Wow, do those CEOs make big bucks! The median pay package is about $8.4 million a year. That's a lot of money, but the companies that hire them believe it's worth it because these leaders know their stuff. They can make the right calls.
Well, maybe not so much.
A new book, The Drunkard's Walk, takes a look at the randomness of life. Among the things author Leonard Mlodinow studies is business leaders. Looking at Fortune 500 firms, Mlodinow suggests that over time, they are subject to the same random events that affect us all. So, if they are right 60 percent of the time, over five years, 333 of them will "exhibit performance that did not reflect their true ability." What's more, he says the chances are 1 in 10 that any one of the CEOs will have a winning or losing streak that runs five consecutive years.
So much for earning that big salary, eh?
Mlodinow suggests instead of hiring leaders based on their supposed insight into the marketplace, boards of directors should judge the person's basic management skills. If the person is a good manager, they'll have winning years and losing years, but the average should be good.
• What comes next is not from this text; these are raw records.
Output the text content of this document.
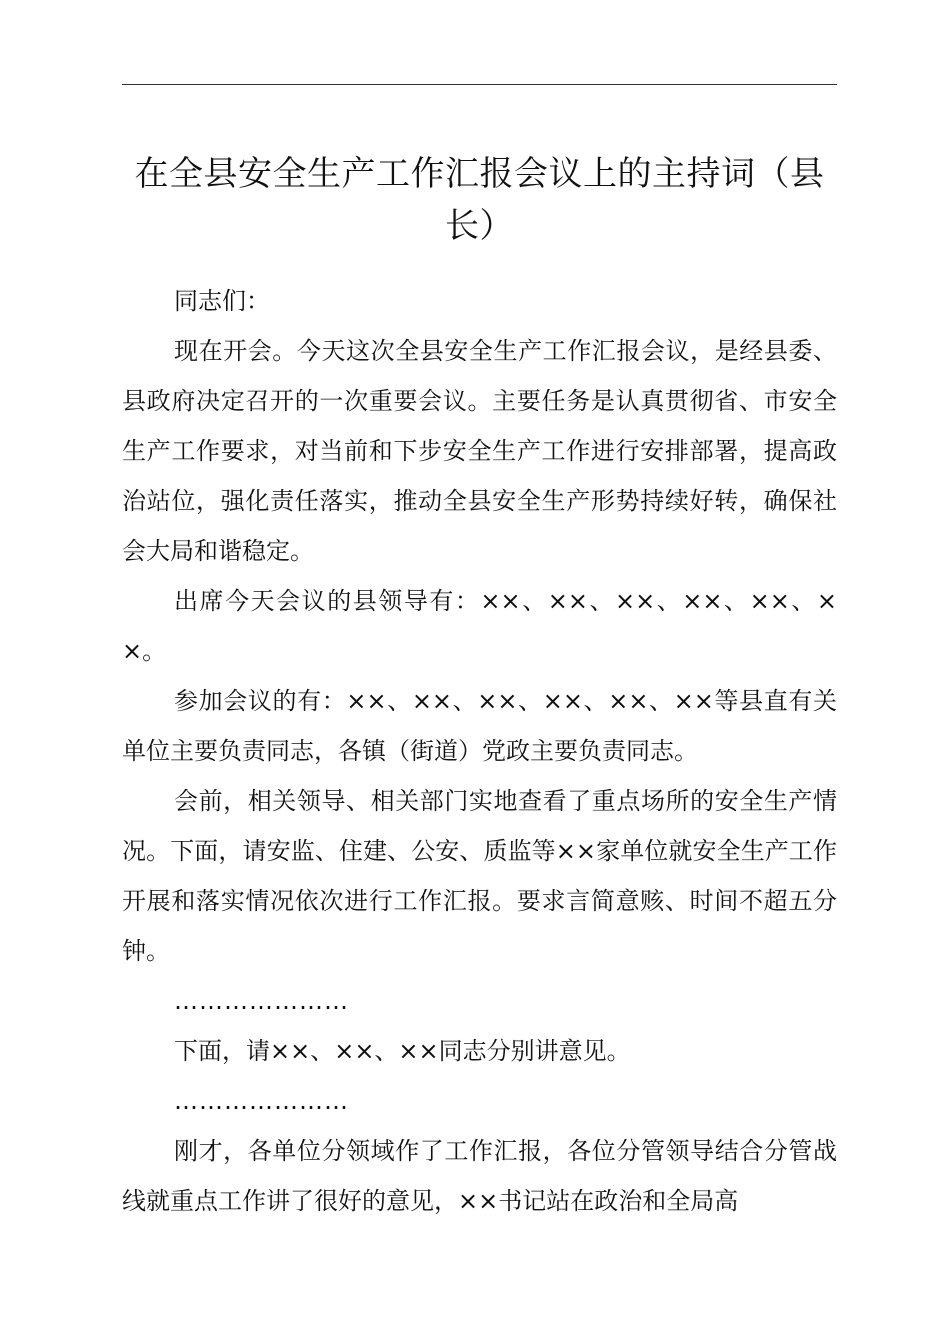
在全县安全生产工作汇报会议上的主持词（县长）

同志们：

现在开会。今天这次全县安全生产工作汇报会议，是经县委、县政府决定召开的一次重要会议。主要任务是认真贯彻省、市安全生产工作要求，对当前和下步安全生产工作进行安排部署，提高政治站位，强化责任落实，推动全县安全生产形势持续好转，确保社会大局和谐稳定。

出席今天会议的县领导有：××、××、××、××、××、××。

参加会议的有：××、××、××、××、××、××等县直有关单位主要负责同志，各镇（街道）党政主要负责同志。

会前，相关领导、相关部门实地查看了重点场所的安全生产情况。下面，请安监、住建、公安、质监等××家单位就安全生产工作开展和落实情况依次进行工作汇报。要求言简意赅、时间不超五分钟。

…………………

下面，请××、××、××同志分别讲意见。

…………………

刚才，各单位分领域作了工作汇报，各位分管领导结合分管战线就重点工作讲了很好的意见，××书记站在政治和全局高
That is unless the CEOs believe their own press. Like those folks who ran the financial services firms and decided to forget about the basics of whether people could repay the loans being made and "went with their gut."
The Arizona Republic notes:
Twenty big financial firms that got caught on the wrong side of the credit crunch suffered nearly $500 billion in cumulative stock-market losses last year and have brought the economy to the brink of recession.
Yet these firms still managed to shell out about $215 million collectively in compensation to their chief executive officers last year.
There's nothing wrong with paying company leadership big money -- note that I said big money, not the obscene money they're getting now. CEOs and other top officials carry a lot of responsibility and the jobs take their tolls.
But instead of paying them for what we want them to be -- mystical managers who have special insight that the rest of us lack -- let's pay them for what they actually can do for us: provide good solid management.
That's where the value is. That's what people can reliably produce and that's what serves investors best in the long run.